= Roger Stritmatter =

US academic

Roger A. Stritmatter (born 1958) is a Professor of Humanities at Coppin State University and the former general editor of Brief Chronicles, a delayed open access journal covering the Shakespeare authorship question from 2009 to 2016, now the Brief Chronicles Book series (2019-present). He was a founder of the modern Shakespeare Fellowship, an organization that promotes Edward de Vere, 17th Earl of Oxford, as the true author of the works of William Shakespeare. He is one of the leading modern-day advocates of the Oxfordian theory of Shakespeare authorship, and has been called the “first professional Oxfordian scholar”.

Stritmatter was educated at Evergreen State College (B.A. 1981) and the New School for Social Research (M.A., 1988).
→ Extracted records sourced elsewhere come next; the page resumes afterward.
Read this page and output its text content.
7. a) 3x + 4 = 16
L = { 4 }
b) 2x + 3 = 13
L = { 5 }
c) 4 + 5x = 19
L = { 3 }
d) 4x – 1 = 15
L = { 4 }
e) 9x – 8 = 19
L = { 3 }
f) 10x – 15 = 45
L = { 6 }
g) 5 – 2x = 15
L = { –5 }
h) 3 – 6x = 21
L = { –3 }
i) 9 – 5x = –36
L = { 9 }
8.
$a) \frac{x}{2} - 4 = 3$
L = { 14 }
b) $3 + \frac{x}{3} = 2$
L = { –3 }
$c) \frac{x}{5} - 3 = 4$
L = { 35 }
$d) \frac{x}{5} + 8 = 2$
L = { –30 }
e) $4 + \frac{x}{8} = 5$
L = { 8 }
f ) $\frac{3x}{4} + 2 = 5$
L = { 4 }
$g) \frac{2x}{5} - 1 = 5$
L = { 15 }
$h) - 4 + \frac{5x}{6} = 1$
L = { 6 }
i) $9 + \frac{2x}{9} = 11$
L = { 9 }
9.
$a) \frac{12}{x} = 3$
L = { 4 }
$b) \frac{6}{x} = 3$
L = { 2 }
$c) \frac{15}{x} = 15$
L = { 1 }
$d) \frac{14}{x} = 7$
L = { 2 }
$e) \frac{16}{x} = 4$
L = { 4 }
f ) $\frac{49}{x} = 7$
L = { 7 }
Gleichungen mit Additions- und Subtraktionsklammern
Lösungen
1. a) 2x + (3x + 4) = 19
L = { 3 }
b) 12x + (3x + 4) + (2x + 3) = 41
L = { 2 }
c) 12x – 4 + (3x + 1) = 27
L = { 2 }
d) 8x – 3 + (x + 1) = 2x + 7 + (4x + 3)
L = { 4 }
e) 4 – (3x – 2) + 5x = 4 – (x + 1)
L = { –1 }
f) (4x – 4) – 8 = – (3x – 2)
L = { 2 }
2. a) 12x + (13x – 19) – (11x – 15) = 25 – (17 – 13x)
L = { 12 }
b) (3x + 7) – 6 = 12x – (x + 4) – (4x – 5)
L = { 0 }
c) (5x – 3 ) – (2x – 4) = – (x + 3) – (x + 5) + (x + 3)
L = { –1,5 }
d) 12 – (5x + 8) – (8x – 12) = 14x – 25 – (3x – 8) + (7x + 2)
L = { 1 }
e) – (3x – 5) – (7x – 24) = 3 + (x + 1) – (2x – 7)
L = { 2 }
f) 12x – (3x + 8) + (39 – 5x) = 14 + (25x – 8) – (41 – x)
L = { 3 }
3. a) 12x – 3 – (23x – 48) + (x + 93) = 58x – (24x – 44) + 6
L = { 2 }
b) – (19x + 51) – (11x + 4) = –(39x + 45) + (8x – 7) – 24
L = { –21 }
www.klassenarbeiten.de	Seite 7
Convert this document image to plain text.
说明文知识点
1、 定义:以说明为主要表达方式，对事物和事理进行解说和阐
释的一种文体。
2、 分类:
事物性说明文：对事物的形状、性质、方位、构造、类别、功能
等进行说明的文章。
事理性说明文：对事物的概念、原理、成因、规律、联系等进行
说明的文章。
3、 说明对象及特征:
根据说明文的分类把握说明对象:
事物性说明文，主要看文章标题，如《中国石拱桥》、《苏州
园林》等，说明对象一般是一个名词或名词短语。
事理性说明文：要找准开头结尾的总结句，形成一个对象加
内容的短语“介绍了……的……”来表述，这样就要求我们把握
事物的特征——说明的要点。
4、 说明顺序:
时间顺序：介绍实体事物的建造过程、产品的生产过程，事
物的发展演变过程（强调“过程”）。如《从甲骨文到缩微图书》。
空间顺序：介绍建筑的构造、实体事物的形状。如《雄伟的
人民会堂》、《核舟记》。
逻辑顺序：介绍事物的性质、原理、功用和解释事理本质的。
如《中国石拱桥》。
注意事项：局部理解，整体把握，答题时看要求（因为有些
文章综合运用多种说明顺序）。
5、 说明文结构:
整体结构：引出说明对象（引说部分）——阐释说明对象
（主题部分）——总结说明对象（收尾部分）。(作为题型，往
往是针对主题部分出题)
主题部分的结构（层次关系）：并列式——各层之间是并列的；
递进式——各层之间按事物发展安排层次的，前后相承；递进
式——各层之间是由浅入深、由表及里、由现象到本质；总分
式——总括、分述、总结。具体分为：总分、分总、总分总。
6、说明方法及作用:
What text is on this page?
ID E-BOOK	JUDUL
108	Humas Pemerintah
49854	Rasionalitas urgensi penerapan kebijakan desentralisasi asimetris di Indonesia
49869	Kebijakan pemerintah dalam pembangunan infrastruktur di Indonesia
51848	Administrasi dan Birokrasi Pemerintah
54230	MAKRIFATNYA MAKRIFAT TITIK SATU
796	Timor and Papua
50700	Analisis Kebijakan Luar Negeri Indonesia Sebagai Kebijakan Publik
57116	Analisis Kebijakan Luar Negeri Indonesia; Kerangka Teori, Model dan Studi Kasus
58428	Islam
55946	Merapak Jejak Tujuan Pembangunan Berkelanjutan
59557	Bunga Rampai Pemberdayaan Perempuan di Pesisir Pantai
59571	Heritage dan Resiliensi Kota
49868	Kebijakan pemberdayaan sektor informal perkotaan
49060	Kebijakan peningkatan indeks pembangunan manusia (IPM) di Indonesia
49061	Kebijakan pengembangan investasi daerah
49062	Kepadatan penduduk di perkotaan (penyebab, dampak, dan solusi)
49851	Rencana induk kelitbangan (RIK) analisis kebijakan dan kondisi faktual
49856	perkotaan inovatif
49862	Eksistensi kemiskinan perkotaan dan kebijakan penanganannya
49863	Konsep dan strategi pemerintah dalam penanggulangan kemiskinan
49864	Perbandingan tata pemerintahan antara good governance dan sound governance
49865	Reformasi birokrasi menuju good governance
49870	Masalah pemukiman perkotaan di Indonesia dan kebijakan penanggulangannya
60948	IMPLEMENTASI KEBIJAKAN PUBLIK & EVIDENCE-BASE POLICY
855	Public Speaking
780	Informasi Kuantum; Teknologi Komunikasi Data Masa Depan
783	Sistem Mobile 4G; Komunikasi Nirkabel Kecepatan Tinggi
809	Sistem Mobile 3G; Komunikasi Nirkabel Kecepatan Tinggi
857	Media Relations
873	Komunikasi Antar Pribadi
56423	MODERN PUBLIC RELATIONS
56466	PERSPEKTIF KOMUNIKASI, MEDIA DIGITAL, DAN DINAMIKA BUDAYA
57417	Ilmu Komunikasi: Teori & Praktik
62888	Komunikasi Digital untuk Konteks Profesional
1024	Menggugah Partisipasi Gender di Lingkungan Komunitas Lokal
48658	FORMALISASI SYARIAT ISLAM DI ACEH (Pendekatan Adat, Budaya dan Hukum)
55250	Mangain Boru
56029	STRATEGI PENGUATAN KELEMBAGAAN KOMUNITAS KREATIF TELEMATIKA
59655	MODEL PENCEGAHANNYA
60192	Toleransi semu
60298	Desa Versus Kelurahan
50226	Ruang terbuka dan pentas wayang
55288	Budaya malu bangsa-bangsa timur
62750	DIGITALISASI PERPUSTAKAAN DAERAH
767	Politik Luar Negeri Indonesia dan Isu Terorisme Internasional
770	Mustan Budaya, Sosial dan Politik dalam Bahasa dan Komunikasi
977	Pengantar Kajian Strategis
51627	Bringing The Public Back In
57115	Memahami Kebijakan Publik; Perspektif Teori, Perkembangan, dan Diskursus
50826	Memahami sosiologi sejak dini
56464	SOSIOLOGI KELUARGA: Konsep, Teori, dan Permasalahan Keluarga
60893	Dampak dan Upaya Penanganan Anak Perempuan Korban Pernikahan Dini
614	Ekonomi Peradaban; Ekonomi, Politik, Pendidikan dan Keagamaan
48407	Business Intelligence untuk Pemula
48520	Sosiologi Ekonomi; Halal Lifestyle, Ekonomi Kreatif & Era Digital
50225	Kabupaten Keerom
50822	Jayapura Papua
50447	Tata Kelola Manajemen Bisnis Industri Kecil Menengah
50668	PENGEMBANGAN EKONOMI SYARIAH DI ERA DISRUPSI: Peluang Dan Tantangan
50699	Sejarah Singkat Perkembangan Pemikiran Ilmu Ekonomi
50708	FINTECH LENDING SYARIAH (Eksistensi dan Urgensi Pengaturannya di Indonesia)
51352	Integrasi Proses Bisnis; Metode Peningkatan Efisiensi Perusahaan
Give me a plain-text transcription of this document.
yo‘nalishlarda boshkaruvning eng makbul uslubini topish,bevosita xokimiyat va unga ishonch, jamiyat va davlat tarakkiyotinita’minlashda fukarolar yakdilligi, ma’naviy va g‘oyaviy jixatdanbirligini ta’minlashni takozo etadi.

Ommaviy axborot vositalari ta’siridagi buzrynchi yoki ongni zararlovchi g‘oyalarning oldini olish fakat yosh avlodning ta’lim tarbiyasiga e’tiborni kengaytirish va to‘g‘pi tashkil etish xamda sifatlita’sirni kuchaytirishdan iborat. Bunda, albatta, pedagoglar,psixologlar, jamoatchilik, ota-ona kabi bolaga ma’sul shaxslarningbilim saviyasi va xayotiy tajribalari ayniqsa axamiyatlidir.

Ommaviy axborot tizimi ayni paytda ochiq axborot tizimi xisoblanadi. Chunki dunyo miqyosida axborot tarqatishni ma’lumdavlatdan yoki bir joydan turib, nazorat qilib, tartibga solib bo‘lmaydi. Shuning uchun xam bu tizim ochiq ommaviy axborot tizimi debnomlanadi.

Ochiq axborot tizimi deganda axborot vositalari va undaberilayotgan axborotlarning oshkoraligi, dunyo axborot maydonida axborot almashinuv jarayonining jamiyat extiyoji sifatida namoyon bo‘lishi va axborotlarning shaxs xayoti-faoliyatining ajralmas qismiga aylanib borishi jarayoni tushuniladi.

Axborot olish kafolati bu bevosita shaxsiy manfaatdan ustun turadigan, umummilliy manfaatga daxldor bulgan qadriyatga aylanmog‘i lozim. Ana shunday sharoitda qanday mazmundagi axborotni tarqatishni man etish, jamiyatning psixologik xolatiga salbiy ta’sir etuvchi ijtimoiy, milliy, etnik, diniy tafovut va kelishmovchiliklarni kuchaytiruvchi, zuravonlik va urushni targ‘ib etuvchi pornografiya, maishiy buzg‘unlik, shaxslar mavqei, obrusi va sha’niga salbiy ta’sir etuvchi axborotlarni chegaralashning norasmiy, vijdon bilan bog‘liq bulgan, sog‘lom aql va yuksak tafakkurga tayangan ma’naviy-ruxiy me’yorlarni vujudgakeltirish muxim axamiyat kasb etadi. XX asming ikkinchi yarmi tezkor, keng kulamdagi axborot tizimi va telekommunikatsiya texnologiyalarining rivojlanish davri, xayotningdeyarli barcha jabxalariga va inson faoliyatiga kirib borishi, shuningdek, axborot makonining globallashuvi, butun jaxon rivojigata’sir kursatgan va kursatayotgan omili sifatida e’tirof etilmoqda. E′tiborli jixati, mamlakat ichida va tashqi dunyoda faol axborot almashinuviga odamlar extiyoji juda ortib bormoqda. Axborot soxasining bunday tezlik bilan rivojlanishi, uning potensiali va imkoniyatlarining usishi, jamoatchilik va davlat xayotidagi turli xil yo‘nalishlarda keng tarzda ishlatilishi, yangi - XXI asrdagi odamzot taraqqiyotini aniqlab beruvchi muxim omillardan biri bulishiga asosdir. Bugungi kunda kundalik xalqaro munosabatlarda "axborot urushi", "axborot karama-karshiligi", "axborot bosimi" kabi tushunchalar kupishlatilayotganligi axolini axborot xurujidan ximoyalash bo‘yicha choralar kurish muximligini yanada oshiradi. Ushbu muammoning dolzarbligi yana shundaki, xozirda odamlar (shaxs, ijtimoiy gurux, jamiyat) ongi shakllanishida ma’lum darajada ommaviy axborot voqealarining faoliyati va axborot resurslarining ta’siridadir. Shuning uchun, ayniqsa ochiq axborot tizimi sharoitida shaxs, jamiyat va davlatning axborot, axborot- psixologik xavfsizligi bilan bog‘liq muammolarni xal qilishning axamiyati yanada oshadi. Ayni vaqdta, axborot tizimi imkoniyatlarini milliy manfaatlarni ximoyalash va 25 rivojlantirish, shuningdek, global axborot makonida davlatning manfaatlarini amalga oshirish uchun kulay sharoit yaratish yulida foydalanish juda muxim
In 2001 he was awarded a PhD in comparative literature from the University of Massachusetts Amherst on the basis of a dissertation that assumed the authorship of Edward de Vere and accepted the work of Oxfordians J. Thomas Looney, B. M. Ward, and Charlton Ogburn, Jr., as sources on a par with peer-reviewed academic scholarship. It comprised a study of 1,043 marked passages found in de Vere's Geneva Bible, which is now owned by the Folger Shakespeare Library. Stritmatter claimed to find that 246 of those (23.6 percent) appear in Shakespeare's works as a theme, an allusion, or a quotation, which is presented as evidence for the Oxfordian theory.

In 2007, Stritmatter and writer Lynne Kositsky published an essay in the Review of English Studies proposing that William Strachey’s eyewitness account of the 1609 Sea Venture shipwreck on the island of Bermuda, A True Reportory of the Wracke and Redemption of Sir Thomas Gates, Knight, was misdated and largely plagiarized, and arguing that sources earlier than Strachey's letter account for Shakespeare's imagery and wording. The narrative, dated 1610 but not published until 1625, is generally accepted as a source for Shakespeare’s The Tempest, and a composition date later than the first recorded performance of the play would disqualify it as a possible source for the play.

==Selected works==
- The Marginalia of Edward de Vere's Geneva Bible: Providential Discovery, Literary Reasoning, and Historical Consequence. University of Massachusetts PhD Dissertation, February 2001.
- "A Law Case in Verse: Venus and Adonis and the Authorship Question." University of Tennessee Law Review 72:1 (Fall 2004): 171-219.
- With Lynne Kositsky, "Shakespeare and the Voyagers Revisited" Review of English Studies 58:236 (September 2007): 447-472.
- With Lynne Kositsky, On the Date, Sources and Design of Shakespeare's The Tempest, McFarland & Company, 2013.